Lo “scambio simbolico” ci riguarda tutti perché nessuno può crescere da solo. Per crescere abbiamo bisogno di qualcuno che ci guidi in modo accogliente e progressivo verso le nostre mete.

Facciamo alcuni esempi. Prendiamo un uomo che ha commesso un reato e mettiamolo in una cella. Potrà crescere? Potrà evolvere stando lì alla sola presenza dei muri, delle sbarre e dei propri fantasmi? Facciamo un altro esempio. Prendiamo un bambino e mettiamolo in una stanza piena di giochi, potrà crescere se lasciato da solo? Per quanto quei giochi siano stati creati per potenziare le sue capacità, non serviranno a niente al nostro bambino se nessun adulto si siederà accanto a lui per fargli vedere come si usano quegli strumenti.

Tutti, a tutte le età, siamo quell’adulto e quel bambino.
Abbiamo il compito di riconoscere le spinte problematiche che si agitano dentro di noi e con cui abbiamo bisogno di imparare a comunicare, per diventare a nostra volta adulti e una guida per gli altri. Un po’ come fanno i detenuti quando portano l’elaborazione dei loro vissuti e delle loro esperienze nelle scuole, nell’ottica della prevenzione al bullismo.

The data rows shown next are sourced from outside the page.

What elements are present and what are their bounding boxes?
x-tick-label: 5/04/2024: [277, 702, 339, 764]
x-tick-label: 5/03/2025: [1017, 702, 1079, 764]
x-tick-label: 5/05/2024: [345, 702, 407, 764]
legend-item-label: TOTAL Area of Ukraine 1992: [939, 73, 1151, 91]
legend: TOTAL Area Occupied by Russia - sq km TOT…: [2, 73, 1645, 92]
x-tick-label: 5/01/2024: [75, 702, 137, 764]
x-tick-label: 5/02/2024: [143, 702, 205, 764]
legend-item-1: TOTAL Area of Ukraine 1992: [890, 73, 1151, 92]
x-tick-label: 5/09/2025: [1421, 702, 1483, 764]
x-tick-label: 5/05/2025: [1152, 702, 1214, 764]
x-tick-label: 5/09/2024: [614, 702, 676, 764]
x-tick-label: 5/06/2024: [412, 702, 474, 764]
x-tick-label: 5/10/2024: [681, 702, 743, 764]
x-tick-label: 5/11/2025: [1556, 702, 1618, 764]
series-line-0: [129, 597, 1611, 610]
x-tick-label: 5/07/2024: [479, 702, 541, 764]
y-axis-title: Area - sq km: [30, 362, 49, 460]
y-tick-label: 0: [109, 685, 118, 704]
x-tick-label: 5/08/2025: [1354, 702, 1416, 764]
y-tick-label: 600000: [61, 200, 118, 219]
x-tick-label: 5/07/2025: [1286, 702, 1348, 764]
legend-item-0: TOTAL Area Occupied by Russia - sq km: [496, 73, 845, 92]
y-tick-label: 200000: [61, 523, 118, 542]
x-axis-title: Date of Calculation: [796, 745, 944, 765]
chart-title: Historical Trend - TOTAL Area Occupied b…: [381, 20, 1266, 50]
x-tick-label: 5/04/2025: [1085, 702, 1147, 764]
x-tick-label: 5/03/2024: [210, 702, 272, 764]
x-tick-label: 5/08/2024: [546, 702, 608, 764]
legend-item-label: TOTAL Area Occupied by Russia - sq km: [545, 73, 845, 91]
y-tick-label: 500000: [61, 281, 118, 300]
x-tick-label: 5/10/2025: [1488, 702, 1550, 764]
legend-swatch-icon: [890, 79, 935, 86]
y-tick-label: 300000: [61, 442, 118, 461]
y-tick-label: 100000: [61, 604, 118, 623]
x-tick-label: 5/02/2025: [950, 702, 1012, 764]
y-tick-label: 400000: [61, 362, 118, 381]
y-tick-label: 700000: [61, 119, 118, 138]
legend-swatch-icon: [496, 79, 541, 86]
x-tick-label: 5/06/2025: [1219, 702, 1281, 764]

Ma non dobbiamo neanche dimenticarci che tutti noi abbiamo dentro un’identità che ha costantemente bisogno di crescere, di nutrirsi, di arricchirsi, di affinare le proprie capacità, di trovare risposta alle nuove sfide, di accettare i nuovi ruoli che ci chiedono ogni giorno di essere diversi, senza però perdere la nostra essenza, di combattere contro i fantasmi del passato che a volte ci mettono i bastoni tra le ruote. Nessuno può fare tutto questo da solo. Nessuno può crescere da solo.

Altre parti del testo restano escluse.